The sample of one of the women, 67-year-old Ester Arzuffi, was found to be a perfect match. If the police theory was right, she was the mother of the killer.

Arzuffi had been married to the same man - Giovanni Bossetti - since 1967, when she was 19. The family, who have three children, still live in Brembate di Sopra, Yara's home town.

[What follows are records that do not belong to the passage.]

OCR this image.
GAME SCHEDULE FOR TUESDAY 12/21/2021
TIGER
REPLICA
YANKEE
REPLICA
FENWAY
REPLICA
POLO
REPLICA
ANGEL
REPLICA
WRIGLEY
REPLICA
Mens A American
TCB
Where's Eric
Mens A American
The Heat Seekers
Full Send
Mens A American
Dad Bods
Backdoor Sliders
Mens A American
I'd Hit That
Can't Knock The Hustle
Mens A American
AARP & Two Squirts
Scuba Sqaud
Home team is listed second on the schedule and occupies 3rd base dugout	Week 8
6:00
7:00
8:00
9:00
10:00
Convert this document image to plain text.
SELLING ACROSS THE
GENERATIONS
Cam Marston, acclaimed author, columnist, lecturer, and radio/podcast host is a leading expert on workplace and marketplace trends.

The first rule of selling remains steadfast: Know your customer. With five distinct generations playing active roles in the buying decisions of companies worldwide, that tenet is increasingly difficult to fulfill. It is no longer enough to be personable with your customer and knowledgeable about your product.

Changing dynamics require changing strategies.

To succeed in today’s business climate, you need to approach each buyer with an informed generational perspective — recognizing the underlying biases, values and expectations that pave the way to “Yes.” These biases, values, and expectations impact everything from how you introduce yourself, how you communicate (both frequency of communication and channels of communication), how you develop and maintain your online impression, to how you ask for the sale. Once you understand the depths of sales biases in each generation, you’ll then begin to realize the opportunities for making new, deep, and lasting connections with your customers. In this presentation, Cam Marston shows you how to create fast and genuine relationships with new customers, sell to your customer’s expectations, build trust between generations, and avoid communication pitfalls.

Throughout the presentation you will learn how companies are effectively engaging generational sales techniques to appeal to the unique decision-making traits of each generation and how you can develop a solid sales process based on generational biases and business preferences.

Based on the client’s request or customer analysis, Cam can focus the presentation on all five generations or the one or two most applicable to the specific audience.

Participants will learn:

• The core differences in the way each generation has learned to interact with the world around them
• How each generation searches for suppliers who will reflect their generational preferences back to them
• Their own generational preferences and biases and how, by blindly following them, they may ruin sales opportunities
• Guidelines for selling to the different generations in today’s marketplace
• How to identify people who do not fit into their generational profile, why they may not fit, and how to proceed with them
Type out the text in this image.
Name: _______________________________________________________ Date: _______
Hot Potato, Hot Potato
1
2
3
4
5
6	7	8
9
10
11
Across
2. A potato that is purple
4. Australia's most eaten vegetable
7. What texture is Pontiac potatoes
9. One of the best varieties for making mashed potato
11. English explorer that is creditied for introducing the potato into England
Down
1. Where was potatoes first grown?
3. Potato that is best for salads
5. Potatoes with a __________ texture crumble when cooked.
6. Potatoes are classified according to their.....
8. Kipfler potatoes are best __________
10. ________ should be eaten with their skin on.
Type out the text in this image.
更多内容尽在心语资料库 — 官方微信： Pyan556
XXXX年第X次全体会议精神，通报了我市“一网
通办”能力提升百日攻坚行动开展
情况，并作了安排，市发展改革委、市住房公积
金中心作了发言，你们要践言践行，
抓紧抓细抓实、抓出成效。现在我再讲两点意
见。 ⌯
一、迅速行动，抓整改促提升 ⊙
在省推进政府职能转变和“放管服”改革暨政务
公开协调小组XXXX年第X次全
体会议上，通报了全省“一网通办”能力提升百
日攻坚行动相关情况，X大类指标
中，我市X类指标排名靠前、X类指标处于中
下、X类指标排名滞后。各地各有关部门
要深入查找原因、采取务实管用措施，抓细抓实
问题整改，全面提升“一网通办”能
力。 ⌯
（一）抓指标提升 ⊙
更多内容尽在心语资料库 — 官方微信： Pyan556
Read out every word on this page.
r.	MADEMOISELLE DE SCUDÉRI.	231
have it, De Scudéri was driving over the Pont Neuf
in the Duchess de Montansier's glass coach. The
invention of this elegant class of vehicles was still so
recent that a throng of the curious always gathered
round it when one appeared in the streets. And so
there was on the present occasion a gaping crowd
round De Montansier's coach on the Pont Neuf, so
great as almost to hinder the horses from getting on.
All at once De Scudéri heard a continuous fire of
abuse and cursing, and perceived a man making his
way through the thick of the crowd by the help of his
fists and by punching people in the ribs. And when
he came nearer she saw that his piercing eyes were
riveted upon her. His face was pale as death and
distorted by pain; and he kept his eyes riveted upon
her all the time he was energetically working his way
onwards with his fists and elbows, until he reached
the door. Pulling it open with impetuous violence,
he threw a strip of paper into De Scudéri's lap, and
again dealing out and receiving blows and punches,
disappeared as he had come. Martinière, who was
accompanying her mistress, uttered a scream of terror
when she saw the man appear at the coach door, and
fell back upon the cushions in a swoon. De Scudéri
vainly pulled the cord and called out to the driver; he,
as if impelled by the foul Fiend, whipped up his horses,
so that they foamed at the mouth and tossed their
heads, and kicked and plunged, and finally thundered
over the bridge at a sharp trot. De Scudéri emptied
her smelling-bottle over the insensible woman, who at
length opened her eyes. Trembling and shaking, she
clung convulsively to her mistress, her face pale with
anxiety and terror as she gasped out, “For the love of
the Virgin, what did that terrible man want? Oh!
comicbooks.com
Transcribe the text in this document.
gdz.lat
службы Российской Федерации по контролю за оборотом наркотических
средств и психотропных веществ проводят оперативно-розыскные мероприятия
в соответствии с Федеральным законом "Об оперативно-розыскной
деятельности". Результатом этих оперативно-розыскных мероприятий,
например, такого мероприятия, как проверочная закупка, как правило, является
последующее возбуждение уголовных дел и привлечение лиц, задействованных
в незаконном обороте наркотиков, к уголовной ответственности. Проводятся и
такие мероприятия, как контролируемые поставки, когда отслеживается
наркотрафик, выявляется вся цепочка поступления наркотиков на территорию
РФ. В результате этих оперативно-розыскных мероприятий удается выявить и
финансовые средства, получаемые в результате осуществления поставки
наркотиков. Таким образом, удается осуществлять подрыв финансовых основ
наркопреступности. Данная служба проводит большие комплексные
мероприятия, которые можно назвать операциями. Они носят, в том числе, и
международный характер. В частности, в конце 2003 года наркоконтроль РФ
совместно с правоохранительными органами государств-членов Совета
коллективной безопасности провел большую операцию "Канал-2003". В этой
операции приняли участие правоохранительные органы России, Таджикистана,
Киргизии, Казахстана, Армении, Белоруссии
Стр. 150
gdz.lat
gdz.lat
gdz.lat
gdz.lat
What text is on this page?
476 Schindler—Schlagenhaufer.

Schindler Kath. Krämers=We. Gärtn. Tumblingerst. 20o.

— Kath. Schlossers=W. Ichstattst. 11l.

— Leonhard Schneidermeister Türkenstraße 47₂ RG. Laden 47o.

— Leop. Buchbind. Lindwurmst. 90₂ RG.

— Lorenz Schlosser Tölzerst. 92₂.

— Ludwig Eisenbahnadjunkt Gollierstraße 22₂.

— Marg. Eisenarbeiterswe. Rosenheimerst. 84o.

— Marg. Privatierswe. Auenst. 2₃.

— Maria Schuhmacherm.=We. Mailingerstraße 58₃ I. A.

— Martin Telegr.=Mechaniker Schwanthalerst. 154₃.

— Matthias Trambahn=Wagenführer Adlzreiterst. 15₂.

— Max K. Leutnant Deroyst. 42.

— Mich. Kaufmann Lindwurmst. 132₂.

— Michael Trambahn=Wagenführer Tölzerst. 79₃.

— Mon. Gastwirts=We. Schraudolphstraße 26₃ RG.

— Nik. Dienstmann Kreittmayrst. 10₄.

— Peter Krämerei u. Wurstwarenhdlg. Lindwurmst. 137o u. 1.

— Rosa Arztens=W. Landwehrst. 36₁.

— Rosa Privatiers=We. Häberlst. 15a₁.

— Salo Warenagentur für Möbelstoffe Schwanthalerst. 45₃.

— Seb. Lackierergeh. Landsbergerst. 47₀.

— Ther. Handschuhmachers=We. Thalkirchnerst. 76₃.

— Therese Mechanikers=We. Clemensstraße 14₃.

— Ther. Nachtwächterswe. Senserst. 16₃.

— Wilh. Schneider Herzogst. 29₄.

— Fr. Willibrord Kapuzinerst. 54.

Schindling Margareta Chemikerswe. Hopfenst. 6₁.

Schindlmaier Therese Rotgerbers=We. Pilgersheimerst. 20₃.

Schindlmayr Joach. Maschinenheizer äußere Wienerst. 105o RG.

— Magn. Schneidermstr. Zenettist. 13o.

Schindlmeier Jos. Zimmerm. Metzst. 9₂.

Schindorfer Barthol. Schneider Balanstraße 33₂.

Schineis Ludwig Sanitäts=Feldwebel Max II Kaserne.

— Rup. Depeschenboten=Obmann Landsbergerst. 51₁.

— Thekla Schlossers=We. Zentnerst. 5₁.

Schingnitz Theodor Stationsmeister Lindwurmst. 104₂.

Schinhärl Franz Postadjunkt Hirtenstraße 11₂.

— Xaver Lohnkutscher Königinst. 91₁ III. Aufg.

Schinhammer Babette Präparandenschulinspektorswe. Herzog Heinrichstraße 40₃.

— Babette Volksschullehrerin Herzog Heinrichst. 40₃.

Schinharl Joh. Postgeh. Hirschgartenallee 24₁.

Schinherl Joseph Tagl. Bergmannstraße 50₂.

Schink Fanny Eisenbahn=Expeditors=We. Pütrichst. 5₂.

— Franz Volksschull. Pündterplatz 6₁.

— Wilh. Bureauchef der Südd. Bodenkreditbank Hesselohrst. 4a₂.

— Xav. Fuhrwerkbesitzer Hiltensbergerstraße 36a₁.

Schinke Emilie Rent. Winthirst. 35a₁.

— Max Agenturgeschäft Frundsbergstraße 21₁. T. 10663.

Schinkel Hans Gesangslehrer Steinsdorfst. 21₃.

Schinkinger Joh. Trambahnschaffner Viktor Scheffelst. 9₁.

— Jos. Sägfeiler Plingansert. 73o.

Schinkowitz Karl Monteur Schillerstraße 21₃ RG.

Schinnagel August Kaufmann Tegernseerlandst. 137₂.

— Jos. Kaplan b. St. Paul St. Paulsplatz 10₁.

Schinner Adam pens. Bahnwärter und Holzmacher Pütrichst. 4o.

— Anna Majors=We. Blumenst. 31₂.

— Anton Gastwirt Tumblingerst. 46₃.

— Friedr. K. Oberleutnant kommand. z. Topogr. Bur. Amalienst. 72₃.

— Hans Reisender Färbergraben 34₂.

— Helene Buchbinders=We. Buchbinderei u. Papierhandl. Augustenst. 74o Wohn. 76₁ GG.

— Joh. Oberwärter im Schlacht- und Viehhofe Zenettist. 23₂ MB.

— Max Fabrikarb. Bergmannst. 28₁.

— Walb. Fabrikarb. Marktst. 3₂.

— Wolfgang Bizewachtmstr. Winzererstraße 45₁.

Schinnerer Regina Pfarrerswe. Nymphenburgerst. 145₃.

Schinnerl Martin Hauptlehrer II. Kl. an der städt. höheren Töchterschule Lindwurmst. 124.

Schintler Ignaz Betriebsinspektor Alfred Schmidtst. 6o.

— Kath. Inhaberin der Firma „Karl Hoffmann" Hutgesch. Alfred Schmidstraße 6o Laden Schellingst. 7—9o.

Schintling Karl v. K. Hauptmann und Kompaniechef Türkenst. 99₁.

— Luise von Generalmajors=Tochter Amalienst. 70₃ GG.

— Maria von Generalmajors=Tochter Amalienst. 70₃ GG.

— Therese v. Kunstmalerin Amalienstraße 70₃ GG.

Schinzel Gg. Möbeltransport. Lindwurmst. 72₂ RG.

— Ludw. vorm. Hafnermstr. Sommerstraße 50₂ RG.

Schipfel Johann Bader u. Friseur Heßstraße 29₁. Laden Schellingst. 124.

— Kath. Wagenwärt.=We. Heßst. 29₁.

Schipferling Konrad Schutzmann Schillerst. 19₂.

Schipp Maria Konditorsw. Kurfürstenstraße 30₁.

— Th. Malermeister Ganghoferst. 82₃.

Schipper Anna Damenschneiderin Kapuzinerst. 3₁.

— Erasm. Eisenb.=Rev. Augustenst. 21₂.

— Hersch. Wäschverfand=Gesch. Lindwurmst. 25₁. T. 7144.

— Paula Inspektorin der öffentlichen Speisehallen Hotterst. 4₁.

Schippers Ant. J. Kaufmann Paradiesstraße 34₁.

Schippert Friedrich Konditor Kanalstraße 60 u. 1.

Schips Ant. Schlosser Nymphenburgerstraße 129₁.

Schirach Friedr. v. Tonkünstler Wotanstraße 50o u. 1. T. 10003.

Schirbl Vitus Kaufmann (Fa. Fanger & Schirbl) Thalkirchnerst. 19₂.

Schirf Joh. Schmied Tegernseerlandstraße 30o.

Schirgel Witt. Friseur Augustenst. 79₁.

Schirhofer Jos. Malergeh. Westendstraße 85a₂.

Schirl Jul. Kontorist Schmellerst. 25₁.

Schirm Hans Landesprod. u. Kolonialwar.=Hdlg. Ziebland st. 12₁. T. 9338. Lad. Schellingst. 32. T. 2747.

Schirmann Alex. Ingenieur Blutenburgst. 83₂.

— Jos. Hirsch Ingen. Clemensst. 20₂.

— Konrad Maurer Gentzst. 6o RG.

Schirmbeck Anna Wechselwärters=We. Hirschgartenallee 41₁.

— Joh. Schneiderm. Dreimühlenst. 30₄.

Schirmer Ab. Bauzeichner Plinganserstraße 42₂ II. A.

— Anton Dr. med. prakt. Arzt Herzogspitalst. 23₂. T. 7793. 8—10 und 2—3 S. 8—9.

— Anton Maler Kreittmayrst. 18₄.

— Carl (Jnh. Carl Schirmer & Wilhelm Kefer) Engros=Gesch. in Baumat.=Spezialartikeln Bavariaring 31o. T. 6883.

But the DNA evidence proved that her eldest twins, Massimo and Laura, were not fathered by her husband, but by Giuseppe Guerinoni.

Massimo Bossetti was tested (using a fake drink-driving checkpoint set up on the edge of the village) early last summer and found to be a perfect match to the original DNA sample. The test showed 21 compatible markers (16 to 17 are usually considered to be enough in Italian law).

Bossetti, an apparently happily married 43-year-old carpenter with three young children, has been charged with the murder of Yara and will stand trial this spring.

He has said nothing beyond proclaiming his innocence. His lawyers have said that while the DNA may match, he has no idea how it got on the dead girl and it does not prove he killed her. They also claimed last week to have a witness who can refute prosecution claims that he was in the area when the murder happened.

It has been a tortuously complex investigation with many twists and turns.

And Italian people, grimly fascinated by what has happened in the drama so far, await the next chapter.